European Society for Medical Oncology Issues Guidance on Next-Generation Sequencing for Metastatic Cancer Patients
In recommendations published in the Aug. 24 Annals of Oncology, the European Society for Medical Oncology (ESMO) endorsed the routine use of next-generation sequencing (NGS) in people with advanced lung adenocarcinoma, prostate cancer, ovarian cancer and cholangiocarcinoma. NGS provides DNA analysis of tumors quickly and at low cost. The test can help physicians uncover genetic abnormalities that might qualify a patient for a targeted therapy. “While this technology has been widely implemented, there are no recommendations from scientific societies about its use in oncology practice,” the authors wrote. ESMO’s guidelines note that patients with types of metastatic cancer not specifically listed in the guidance could still discuss NGS with their physicians, weighing the cost to the payer and the potential benefits to the patients. “When an alteration is uncommon, it will be difficult to gather enough patients in research studies to generate the evidence necessary for using NGS. So, beyond the cancers in which everyone should receive NGS, there is room for physicians and patients to discuss the pros and cons of ordering these tests,” said co-author Joaquin Mateo, chair of the ESMO Translational Research and Precision Medicine Working Group and group leader of Prostate Cancer Translational Research at the Vall d’Hebron Institute of Oncology in Barcelona, Spain.
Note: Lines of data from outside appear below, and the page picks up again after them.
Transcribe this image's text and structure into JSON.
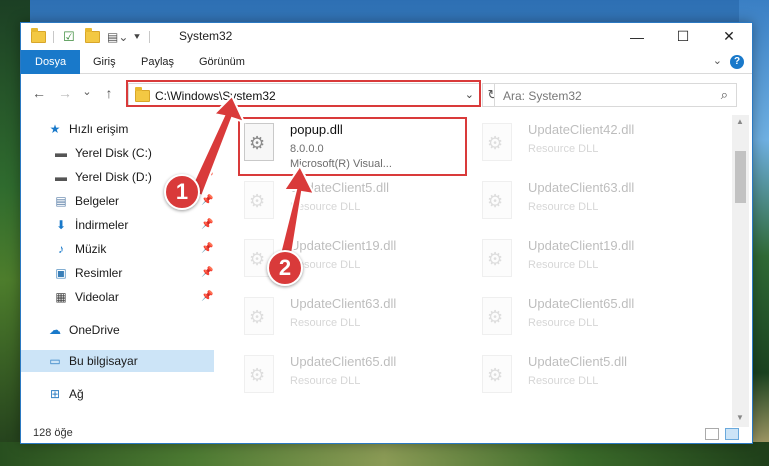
{
  "window": {
    "title": "System32",
    "controls": {
      "minimize": "—",
      "maximize": "☐",
      "close": "✕"
    }
  },
  "ribbon": {
    "tabs": [
      "Dosya",
      "Giriş",
      "Paylaş",
      "Görünüm"
    ],
    "help": "?"
  },
  "navigation": {
    "back": "←",
    "forward": "→",
    "recent": "⌄",
    "up": "↑",
    "address_path": "C:\\Windows\\System32",
    "refresh": "↻",
    "search_placeholder": "Ara: System32"
  },
  "sidebar": {
    "quick_access": "Hızlı erişim",
    "items": [
      {
        "label": "Yerel Disk (C:)",
        "icon": "drive-icon",
        "pinned": false
      },
      {
        "label": "Yerel Disk (D:)",
        "icon": "drive-icon",
        "pinned": true
      },
      {
        "label": "Belgeler",
        "icon": "documents-icon",
        "pinned": true
      },
      {
        "label": "İndirmeler",
        "icon": "downloads-icon",
        "pinned": true
      },
      {
        "label": "Müzik",
        "icon": "music-icon",
        "pinned": true
      },
      {
        "label": "Resimler",
        "icon": "pictures-icon",
        "pinned": true
      },
      {
        "label": "Videolar",
        "icon": "videos-icon",
        "pinned": true
      }
    ],
    "onedrive": "OneDrive",
    "this_pc": "Bu bilgisayar",
    "network": "Ağ"
  },
  "files": [
    {
      "name": "popup.dll",
      "line2": "8.0.0.0",
      "line3": "Microsoft(R) Visual...",
      "highlighted": true
    },
    {
      "name": "UpdateClient42.dll",
      "line2": "Resource DLL"
    },
    {
      "name": "UpdateClient5.dll",
      "line2": "Resource DLL"
    },
    {
      "name": "UpdateClient63.dll",
      "line2": "Resource DLL"
    },
    {
      "name": "UpdateClient19.dll",
      "line2": "Resource DLL"
    },
    {
      "name": "UpdateClient19.dll",
      "line2": "Resource DLL"
    },
    {
      "name": "UpdateClient63.dll",
      "line2": "Resource DLL"
    },
    {
      "name": "UpdateClient65.dll",
      "line2": "Resource DLL"
    },
    {
      "name": "UpdateClient65.dll",
      "line2": "Resource DLL"
    },
    {
      "name": "UpdateClient5.dll",
      "line2": "Resource DLL"
    }
  ],
  "status": {
    "item_count": "128 öğe"
  },
  "callouts": [
    "1",
    "2"
  ],
  "colors": {
    "accent": "#1979ca",
    "highlight": "#d93a3a",
    "selected": "#cce4f7"
  }
}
In the U.S., the Centers for Medicare & Medicaid Services has approved coverage for NGS for patients with recurrent, relapsed, refractory, metastatic or advanced cancers, provided that the genetic testing is seeking alterations for which there is a treatment approved by the Food and Drug Administration. Experts still debate which patients are the best candidates for testing in certain cancer types.
Coronavirus Carries Varying Levels of Risk for Different Cancer Types
A study published Aug. 24 in Lancet Oncology breaks down the risk of coronavirus infection and death by cancer subtypes, gender and age. The research uses data from approximately 1,000 cancer patients who were included in the UK Coronavirus Cancer Monitoring Project (UKCCMP) registry, and supports some previous findings. The study authors note, for example, that patients with blood-related cancers were more likely to have more severe COVID-19, more likely to require more intensive support interventions, and more likely to die compared with patients with other types of non-hematologic malignancies. In other cases, the evidence provides a contrasting view to previously published research. The study suggests that lung cancer patients may not be at increased risk of coronavirus infection compared to other cancer survivors. “Our results could be useful to assist physicians in informed risk–benefit discussions to explain COVID-19 risk and enable an evidenced-based approach to national social isolation policies,” the study authors wrote. Other efforts to answer these types of questions by looking at data from registries are explained in an article published Aug. 27 on Healthcare-In-Europe.com, which provides a straightforward overview of four cancer registries from around the world, including UKCCMP.
FDA Approves Liquid Biopsy Test Across Tumor Types
The Food and Drug Administration has approved FoundationOne Liquid CDx, a liquid biopsy test that guides treatment decisions across tumor types. Using a blood sample, the test profiles more than 300 cancer-related genes and can identify alterations, genomic signatures and single gene alterations, such as NTRK fusions, to help inform the use of other therapies, a press release stated. The company also notes that the test can be used as a companion diagnostic, which can determine whether patients’ tumors might quality for Rubraca (rucaparib), a PARP inhibitor approved for men with metastatic prostate cancer who harbor BRCA1/BRCA2 mutations, as well as three tyrosine kinase inhibitors approved for first-line treatment of non-small cell lung cancer: Iressa (gefitinib), Tagrisso (osimertinib) and Tarceva (erlotinib). “All patients should have access to high-quality genomic insights about what is driving their tumor to help inform personalized treatment planning,” said Andrea Ferris, president and chief executive officer of LUNGevity Foundation. “For many patients, getting a tissue biopsy is not an option due to tumor location or the patient’s health status, or a patient may simply prefer not to have an additional procedure. Blood-based biomarker testing options can help to expand access to these actionable genomic insights in patients with advanced cancer.”